I’d find it really useful if we could get a value of the wifi signal strength via the systemmonitor component.
Thanks.
I’d find it really useful if we could get a value of the wifi signal strength via the systemmonitor component.
Thanks.
You can get this with a commandline sensor. See for example https://unix.stackexchange.com/questions/207992/how-to-find-out-the-wifi-sensitivity-rssi
But really, use wired!
I know how to get it. That doesn’t change the fact that it would be useful as part of systemmonitor.
Did you have any luck with this?
I would like to do the same thing.
Rasb Pi is wired on the same network, but I would like to be able to monitor the wireless signal from the router (strength / on/ off ) as obviously all accessories are wireless.

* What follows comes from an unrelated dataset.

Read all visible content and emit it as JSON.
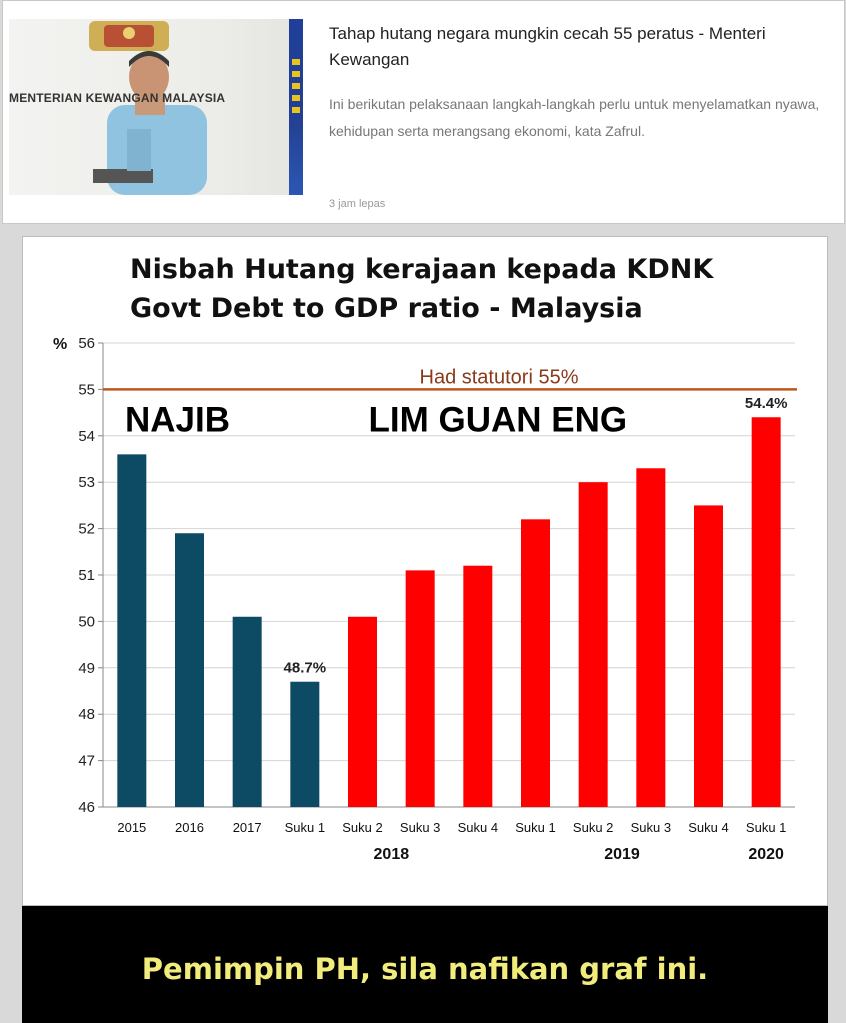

Rather than trouble shoot individual connection isssues, my first check would then be to see that the wifi from the router is up and working with no outages.
That is surely something you need to get from your router.
Either the router or monitoring signal via the rasp I would have thought yes?
Sometimes I lose wireless connection from the router, yet still have wired connection.
I just want to know if there is an input/output I can monitor from HA
Similar problem here. I need to have WiFi health in my status displays but my HAY is wired. Main router (Linksys) does the outside connection and the hardwired switches, and a WiFi router (TPLink) handles the WiFi hosts. Linksys integration always reports WAN status as good, but the is the Ethernet link signal, not actual connectivity. I also get WiFi RSSI reported by an Apollo MSR-1 air quality sensor, but that only covers WiFi signal strength and interference. I can probably figure out something like a ping sensor that is forced go through a WiFi connection but that will require a dedicated non-wired server box to implement it. I have a good wired link monitor using Netcheck ( TristanBrotherton/netcheck on Github ) which catches 5 second drops in the main line once or twice a week, running that on a wireless Linux box would get me most of the way to what I need. But there ought to be a simpler way.